Le Sacrifice Suprême à Fès
« Juive je suis née, juive je mourrai »
Les rumeurs et les accusations prirent une ampleur irréversible. Arrêtée, Lalla Solica fut transférée à Fès, où son destin tragique allait s’accomplir. Face à son bourreau, sur la place publique, elle prononça des mots qui résonnent encore aujourd’hui comme un cri de foi et de dignité : «Juive je suis née, juive je mourrai.» Issachar Ben-Ami, dans Saint veneration among the Jews in Morocco (1998), confirme son refus héroïque : «Toutes les versions s’accordent sur le fait que, sous la pression de ses parents, du sultan, du prince et du rabbin, la sainte (Solica) refusa de répudier le judaïsme et préféra mourir plutôt que d’abandonner sa religion.»
Un Héritage au-delà de la Mort
L’exécution de Lalla Solica eut lieu en 1834. Elle n’avait que 17 ans. Le site hatchuel-hatchwell.net, dédié à sa mémoire, rapporte qu’elle aurait demandé que sa sentence soit exécutée sans délai : «Ne me faites pas attendre. Décapitez-moi immédiatement, pour mourir comme je suis, innocente de tout crime. Le dieu d’Abraham vengera ma mort!» Eugenio Maria Romero, décrivant la scène macabre, écrivit : «Avec tout son équipement, le bourreau a commencé sa tâche répugnante. Il écarta brusquement les tresses couleur corbeau de la jeune fille. A l’aide d’un couteau aiguisé, il donna un premier coup à la martyre. Solica, le corps ensanglanté, leva les yeux au ciel et marmonna : ‘Ecoute O Israël, Adonaï notre Dieu, Adonaï Unico’. La main du bourreau sépara la tête du tronc, qui tombait à terre dans une mare de sang.»

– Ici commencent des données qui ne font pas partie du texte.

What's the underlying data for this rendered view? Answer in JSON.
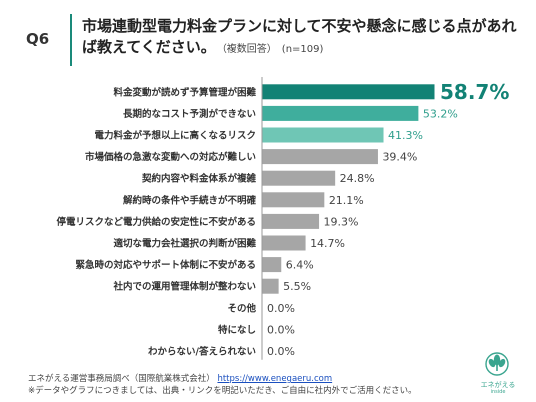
{
  "question": {
    "number": "Q6",
    "title": "市場連動型電力料金プランに対して不安や懸念に感じる点があれば教えてください。",
    "note": "（複数回答）　(n=109)"
  },
  "chart_data": {
    "type": "bar",
    "orientation": "horizontal",
    "unit": "%",
    "categories": [
      "料金変動が読めず予算管理が困難",
      "長期的なコスト予測ができない",
      "電力料金が予想以上に高くなるリスク",
      "市場価格の急激な変動への対応が難しい",
      "契約内容や料金体系が複雑",
      "解約時の条件や手続きが不明確",
      "停電リスクなど電力供給の安定性に不安がある",
      "適切な電力会社選択の判断が困難",
      "緊急時の対応やサポート体制に不安がある",
      "社内での運用管理体制が整わない",
      "その他",
      "特になし",
      "わからない/答えられない"
    ],
    "values": [
      58.7,
      53.2,
      41.3,
      39.4,
      24.8,
      21.1,
      19.3,
      14.7,
      6.4,
      5.5,
      0.0,
      0.0,
      0.0
    ],
    "labels": [
      "58.7%",
      "53.2%",
      "41.3%",
      "39.4%",
      "24.8%",
      "21.1%",
      "19.3%",
      "14.7%",
      "6.4%",
      "5.5%",
      "0.0%",
      "0.0%",
      "0.0%"
    ],
    "bar_colors": [
      "#128275",
      "#3fae9d",
      "#6fc6b5",
      "#a6a6a6",
      "#a6a6a6",
      "#a6a6a6",
      "#a6a6a6",
      "#a6a6a6",
      "#a6a6a6",
      "#a6a6a6",
      "#a6a6a6",
      "#a6a6a6",
      "#a6a6a6"
    ],
    "label_colors": [
      "#128275",
      "#2f9e8c",
      "#2f9e8c",
      "#444444",
      "#444444",
      "#444444",
      "#444444",
      "#444444",
      "#444444",
      "#444444",
      "#444444",
      "#444444",
      "#444444"
    ],
    "xlim": [
      0,
      70
    ],
    "grid": false
  },
  "footer": {
    "source": "エネがえる運営事務局調べ（国際航業株式会社）",
    "url": "https://www.enegaeru.com",
    "note": "※データやグラフにつきましては、出典・リンクを明記いただき、ご自由に社内外でご活用ください。"
  },
  "logo": {
    "text": "エネがえる",
    "sub": "inside",
    "color": "#3aa58f"
  }
}
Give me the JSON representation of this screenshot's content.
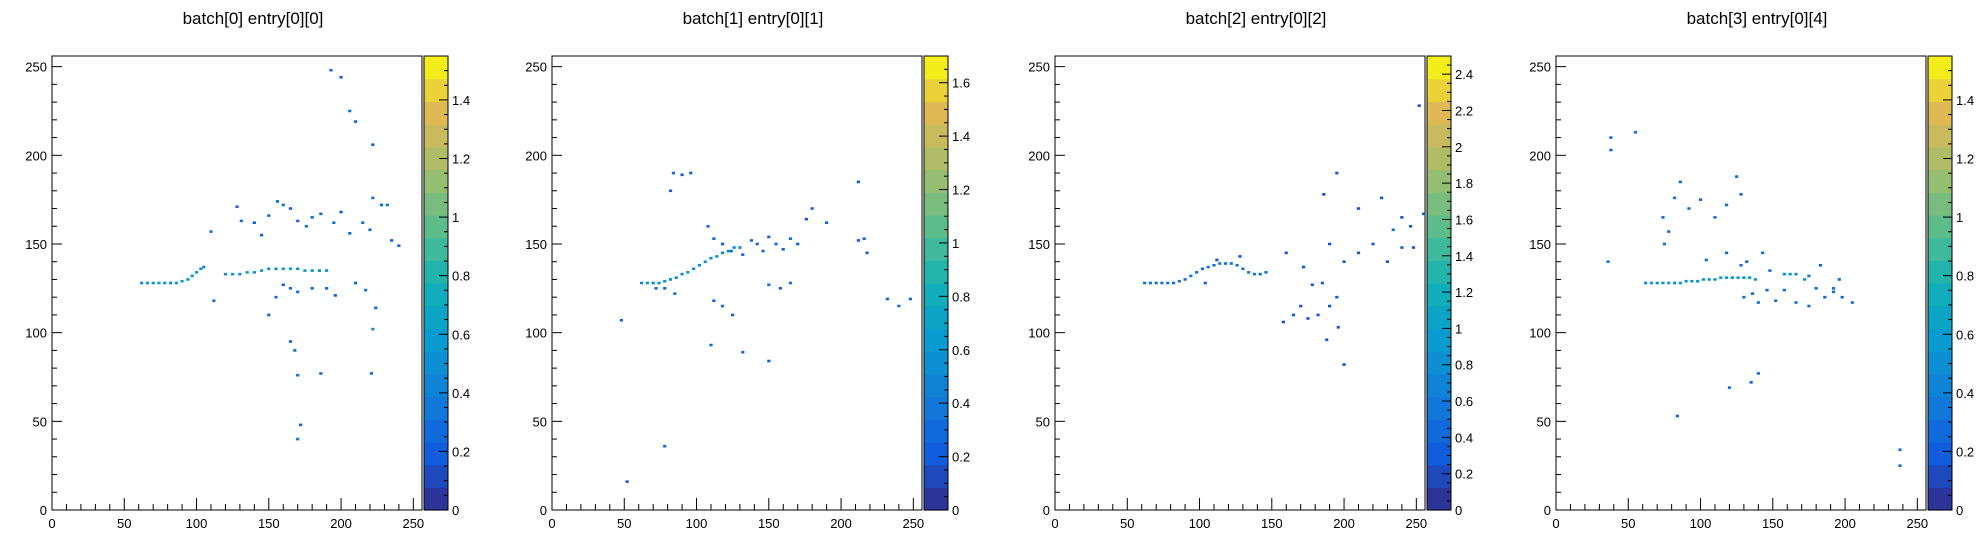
{
  "chart_data": [
    {
      "type": "heatmap",
      "title": "batch[0] entry[0][0]",
      "xlim": [
        0,
        256
      ],
      "ylim": [
        0,
        256
      ],
      "xticks": [
        0,
        50,
        100,
        150,
        200,
        250
      ],
      "yticks": [
        0,
        50,
        100,
        150,
        200,
        250
      ],
      "zlim": [
        0,
        1.55
      ],
      "zticks": [
        0,
        0.2,
        0.4,
        0.6,
        0.8,
        1,
        1.2,
        1.4
      ],
      "zticklabels": [
        "0",
        "0.2",
        "0.4",
        "0.6",
        "0.8",
        "1",
        "1.2",
        "1.4"
      ],
      "points": [
        [
          62,
          128,
          0.5
        ],
        [
          66,
          128,
          0.55
        ],
        [
          70,
          128,
          0.5
        ],
        [
          74,
          128,
          0.6
        ],
        [
          78,
          128,
          0.55
        ],
        [
          82,
          128,
          0.5
        ],
        [
          86,
          128,
          0.55
        ],
        [
          90,
          129,
          0.6
        ],
        [
          94,
          130,
          0.5
        ],
        [
          97,
          132,
          0.55
        ],
        [
          100,
          134,
          0.6
        ],
        [
          103,
          136,
          0.5
        ],
        [
          105,
          137,
          0.45
        ],
        [
          120,
          133,
          0.5
        ],
        [
          125,
          133,
          0.55
        ],
        [
          130,
          133,
          0.5
        ],
        [
          135,
          134,
          0.6
        ],
        [
          140,
          134,
          0.55
        ],
        [
          145,
          135,
          0.5
        ],
        [
          150,
          136,
          0.45
        ],
        [
          155,
          136,
          0.5
        ],
        [
          160,
          136,
          0.55
        ],
        [
          165,
          136,
          0.6
        ],
        [
          170,
          136,
          0.5
        ],
        [
          175,
          135,
          0.55
        ],
        [
          180,
          135,
          0.5
        ],
        [
          185,
          135,
          0.45
        ],
        [
          190,
          135,
          0.5
        ],
        [
          193,
          248,
          0.3
        ],
        [
          200,
          244,
          0.2
        ],
        [
          206,
          225,
          0.3
        ],
        [
          210,
          219,
          0.25
        ],
        [
          222,
          206,
          0.2
        ],
        [
          110,
          157,
          0.3
        ],
        [
          128,
          171,
          0.25
        ],
        [
          131,
          163,
          0.3
        ],
        [
          140,
          162,
          0.2
        ],
        [
          145,
          155,
          0.25
        ],
        [
          150,
          166,
          0.3
        ],
        [
          156,
          174,
          0.25
        ],
        [
          160,
          172,
          0.3
        ],
        [
          165,
          170,
          0.2
        ],
        [
          170,
          163,
          0.25
        ],
        [
          176,
          160,
          0.3
        ],
        [
          180,
          165,
          0.2
        ],
        [
          186,
          167,
          0.25
        ],
        [
          195,
          162,
          0.3
        ],
        [
          200,
          168,
          0.2
        ],
        [
          206,
          156,
          0.25
        ],
        [
          215,
          162,
          0.3
        ],
        [
          220,
          158,
          0.25
        ],
        [
          222,
          176,
          0.3
        ],
        [
          228,
          172,
          0.25
        ],
        [
          232,
          172,
          0.3
        ],
        [
          235,
          152,
          0.2
        ],
        [
          240,
          149,
          0.25
        ],
        [
          112,
          118,
          0.3
        ],
        [
          150,
          110,
          0.25
        ],
        [
          155,
          120,
          0.3
        ],
        [
          160,
          127,
          0.2
        ],
        [
          165,
          125,
          0.25
        ],
        [
          170,
          123,
          0.3
        ],
        [
          180,
          125,
          0.25
        ],
        [
          190,
          125,
          0.3
        ],
        [
          196,
          121,
          0.2
        ],
        [
          210,
          128,
          0.25
        ],
        [
          217,
          124,
          0.3
        ],
        [
          224,
          114,
          0.25
        ],
        [
          222,
          102,
          0.5
        ],
        [
          165,
          95,
          0.25
        ],
        [
          168,
          90,
          0.3
        ],
        [
          170,
          76,
          0.3
        ],
        [
          186,
          77,
          0.25
        ],
        [
          221,
          77,
          0.3
        ],
        [
          172,
          48,
          0.25
        ],
        [
          170,
          40,
          0.3
        ]
      ]
    },
    {
      "type": "heatmap",
      "title": "batch[1] entry[0][1]",
      "xlim": [
        0,
        256
      ],
      "ylim": [
        0,
        256
      ],
      "xticks": [
        0,
        50,
        100,
        150,
        200,
        250
      ],
      "yticks": [
        0,
        50,
        100,
        150,
        200,
        250
      ],
      "zlim": [
        0,
        1.7
      ],
      "zticks": [
        0,
        0.2,
        0.4,
        0.6,
        0.8,
        1,
        1.2,
        1.4,
        1.6
      ],
      "zticklabels": [
        "0",
        "0.2",
        "0.4",
        "0.6",
        "0.8",
        "1",
        "1.2",
        "1.4",
        "1.6"
      ],
      "points": [
        [
          62,
          128,
          0.5
        ],
        [
          66,
          128,
          0.55
        ],
        [
          70,
          128,
          0.5
        ],
        [
          74,
          128,
          0.55
        ],
        [
          78,
          129,
          0.6
        ],
        [
          82,
          130,
          0.5
        ],
        [
          86,
          131,
          0.55
        ],
        [
          90,
          133,
          0.5
        ],
        [
          94,
          134,
          0.6
        ],
        [
          98,
          136,
          0.55
        ],
        [
          102,
          138,
          0.5
        ],
        [
          106,
          140,
          0.55
        ],
        [
          110,
          142,
          0.5
        ],
        [
          114,
          143,
          0.6
        ],
        [
          118,
          145,
          0.5
        ],
        [
          122,
          146,
          0.55
        ],
        [
          126,
          148,
          0.5
        ],
        [
          130,
          148,
          0.55
        ],
        [
          84,
          190,
          0.25
        ],
        [
          90,
          189,
          0.2
        ],
        [
          96,
          190,
          0.25
        ],
        [
          212,
          185,
          0.2
        ],
        [
          190,
          162,
          0.25
        ],
        [
          82,
          180,
          0.2
        ],
        [
          108,
          160,
          0.25
        ],
        [
          112,
          153,
          0.3
        ],
        [
          118,
          150,
          0.25
        ],
        [
          124,
          146,
          0.3
        ],
        [
          132,
          144,
          0.25
        ],
        [
          138,
          152,
          0.3
        ],
        [
          142,
          150,
          0.25
        ],
        [
          146,
          146,
          0.3
        ],
        [
          150,
          154,
          0.25
        ],
        [
          155,
          150,
          0.3
        ],
        [
          160,
          147,
          0.25
        ],
        [
          165,
          153,
          0.3
        ],
        [
          170,
          150,
          0.25
        ],
        [
          176,
          164,
          0.2
        ],
        [
          180,
          170,
          0.25
        ],
        [
          212,
          152,
          0.2
        ],
        [
          216,
          153,
          0.25
        ],
        [
          218,
          145,
          0.2
        ],
        [
          72,
          125,
          0.3
        ],
        [
          78,
          125,
          0.25
        ],
        [
          85,
          122,
          0.3
        ],
        [
          112,
          118,
          0.25
        ],
        [
          118,
          115,
          0.3
        ],
        [
          125,
          110,
          0.25
        ],
        [
          150,
          127,
          0.3
        ],
        [
          158,
          125,
          0.25
        ],
        [
          165,
          128,
          0.3
        ],
        [
          232,
          119,
          0.25
        ],
        [
          240,
          115,
          0.3
        ],
        [
          248,
          119,
          0.25
        ],
        [
          48,
          107,
          0.3
        ],
        [
          110,
          93,
          0.25
        ],
        [
          132,
          89,
          0.3
        ],
        [
          150,
          84,
          0.25
        ],
        [
          78,
          36,
          0.3
        ],
        [
          52,
          16,
          0.25
        ]
      ]
    },
    {
      "type": "heatmap",
      "title": "batch[2] entry[0][2]",
      "xlim": [
        0,
        256
      ],
      "ylim": [
        0,
        256
      ],
      "xticks": [
        0,
        50,
        100,
        150,
        200,
        250
      ],
      "yticks": [
        0,
        50,
        100,
        150,
        200,
        250
      ],
      "zlim": [
        0,
        2.5
      ],
      "zticks": [
        0,
        0.2,
        0.4,
        0.6,
        0.8,
        1,
        1.2,
        1.4,
        1.6,
        1.8,
        2,
        2.2,
        2.4
      ],
      "zticklabels": [
        "0",
        "0.2",
        "0.4",
        "0.6",
        "0.8",
        "1",
        "1.2",
        "1.4",
        "1.6",
        "1.8",
        "2",
        "2.2",
        "2.4"
      ],
      "points": [
        [
          62,
          128,
          0.5
        ],
        [
          66,
          128,
          0.55
        ],
        [
          70,
          128,
          0.5
        ],
        [
          74,
          128,
          0.55
        ],
        [
          78,
          128,
          0.6
        ],
        [
          82,
          128,
          0.5
        ],
        [
          86,
          129,
          0.55
        ],
        [
          90,
          130,
          0.5
        ],
        [
          94,
          132,
          0.6
        ],
        [
          98,
          134,
          0.55
        ],
        [
          102,
          136,
          0.5
        ],
        [
          106,
          137,
          0.55
        ],
        [
          110,
          138,
          0.5
        ],
        [
          114,
          139,
          0.6
        ],
        [
          118,
          139,
          0.55
        ],
        [
          122,
          139,
          0.5
        ],
        [
          126,
          138,
          0.55
        ],
        [
          130,
          136,
          0.5
        ],
        [
          134,
          134,
          0.6
        ],
        [
          138,
          133,
          0.55
        ],
        [
          142,
          133,
          0.5
        ],
        [
          146,
          134,
          0.55
        ],
        [
          104,
          128,
          0.3
        ],
        [
          112,
          141,
          0.25
        ],
        [
          128,
          143,
          0.3
        ],
        [
          160,
          145,
          0.25
        ],
        [
          172,
          137,
          0.3
        ],
        [
          178,
          127,
          0.25
        ],
        [
          185,
          128,
          0.3
        ],
        [
          190,
          115,
          0.25
        ],
        [
          195,
          120,
          0.3
        ],
        [
          196,
          103,
          0.25
        ],
        [
          170,
          115,
          0.3
        ],
        [
          175,
          108,
          0.25
        ],
        [
          182,
          110,
          0.3
        ],
        [
          158,
          106,
          0.25
        ],
        [
          165,
          110,
          0.3
        ],
        [
          200,
          82,
          0.25
        ],
        [
          188,
          96,
          0.3
        ],
        [
          195,
          190,
          0.25
        ],
        [
          186,
          178,
          0.2
        ],
        [
          210,
          170,
          0.25
        ],
        [
          226,
          176,
          0.3
        ],
        [
          234,
          158,
          0.5
        ],
        [
          240,
          165,
          0.25
        ],
        [
          246,
          160,
          0.3
        ],
        [
          252,
          228,
          0.25
        ],
        [
          255,
          167,
          0.3
        ],
        [
          248,
          148,
          0.25
        ],
        [
          240,
          148,
          0.3
        ],
        [
          230,
          140,
          0.25
        ],
        [
          220,
          150,
          0.3
        ],
        [
          210,
          145,
          0.25
        ],
        [
          200,
          140,
          0.3
        ],
        [
          190,
          150,
          0.25
        ]
      ]
    },
    {
      "type": "heatmap",
      "title": "batch[3] entry[0][4]",
      "xlim": [
        0,
        256
      ],
      "ylim": [
        0,
        256
      ],
      "xticks": [
        0,
        50,
        100,
        150,
        200,
        250
      ],
      "yticks": [
        0,
        50,
        100,
        150,
        200,
        250
      ],
      "zlim": [
        0,
        1.55
      ],
      "zticks": [
        0,
        0.2,
        0.4,
        0.6,
        0.8,
        1,
        1.2,
        1.4
      ],
      "zticklabels": [
        "0",
        "0.2",
        "0.4",
        "0.6",
        "0.8",
        "1",
        "1.2",
        "1.4"
      ],
      "points": [
        [
          62,
          128,
          0.5
        ],
        [
          66,
          128,
          0.55
        ],
        [
          70,
          128,
          0.5
        ],
        [
          74,
          128,
          0.55
        ],
        [
          78,
          128,
          0.6
        ],
        [
          82,
          128,
          0.5
        ],
        [
          86,
          128,
          0.55
        ],
        [
          90,
          129,
          0.5
        ],
        [
          94,
          129,
          0.6
        ],
        [
          98,
          129,
          0.55
        ],
        [
          102,
          130,
          0.5
        ],
        [
          106,
          130,
          0.55
        ],
        [
          110,
          130,
          0.5
        ],
        [
          114,
          131,
          0.6
        ],
        [
          118,
          131,
          0.55
        ],
        [
          122,
          131,
          0.5
        ],
        [
          126,
          131,
          0.55
        ],
        [
          130,
          131,
          0.5
        ],
        [
          134,
          131,
          0.6
        ],
        [
          138,
          130,
          0.55
        ],
        [
          158,
          133,
          0.5
        ],
        [
          162,
          133,
          0.55
        ],
        [
          166,
          133,
          0.5
        ],
        [
          172,
          130,
          0.55
        ],
        [
          180,
          125,
          0.3
        ],
        [
          186,
          120,
          0.25
        ],
        [
          192,
          123,
          0.3
        ],
        [
          198,
          120,
          0.25
        ],
        [
          205,
          117,
          0.3
        ],
        [
          36,
          140,
          0.3
        ],
        [
          38,
          210,
          0.25
        ],
        [
          38,
          203,
          0.2
        ],
        [
          55,
          213,
          0.3
        ],
        [
          74,
          165,
          0.25
        ],
        [
          75,
          150,
          0.3
        ],
        [
          78,
          157,
          0.25
        ],
        [
          82,
          176,
          0.3
        ],
        [
          86,
          185,
          0.25
        ],
        [
          92,
          170,
          0.3
        ],
        [
          100,
          175,
          0.25
        ],
        [
          110,
          165,
          0.3
        ],
        [
          118,
          172,
          0.25
        ],
        [
          125,
          188,
          0.3
        ],
        [
          128,
          178,
          0.25
        ],
        [
          104,
          141,
          0.3
        ],
        [
          118,
          145,
          0.25
        ],
        [
          128,
          138,
          0.3
        ],
        [
          132,
          140,
          0.25
        ],
        [
          143,
          145,
          0.3
        ],
        [
          148,
          135,
          0.25
        ],
        [
          175,
          132,
          0.3
        ],
        [
          183,
          138,
          0.25
        ],
        [
          192,
          125,
          0.3
        ],
        [
          196,
          130,
          0.25
        ],
        [
          130,
          120,
          0.3
        ],
        [
          136,
          122,
          0.25
        ],
        [
          140,
          117,
          0.3
        ],
        [
          146,
          124,
          0.25
        ],
        [
          152,
          118,
          0.3
        ],
        [
          158,
          124,
          0.25
        ],
        [
          166,
          117,
          0.3
        ],
        [
          175,
          115,
          0.25
        ],
        [
          140,
          77,
          0.3
        ],
        [
          135,
          72,
          0.25
        ],
        [
          120,
          69,
          0.3
        ],
        [
          84,
          53,
          0.25
        ],
        [
          238,
          34,
          0.3
        ],
        [
          238,
          25,
          0.25
        ]
      ]
    }
  ]
}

Son corps, racheté par une famille juive selon certaines sources, fut inhumé dans le cimetière juif de Fès. Depuis, la tombe de Lalla Solica est devenue un lieu de pèlerinage vénéré, non seulement par la communauté juive marocaine, mais aussi par de nombreux musulmans, témoignant de l’impact profond de son histoire et de son sacrifice sur la mémoire collective du royaume. Lalla Solica, au-delà de la tragédie, incarne la force des convictions et la résonance éternelle d’un destin hors du commun.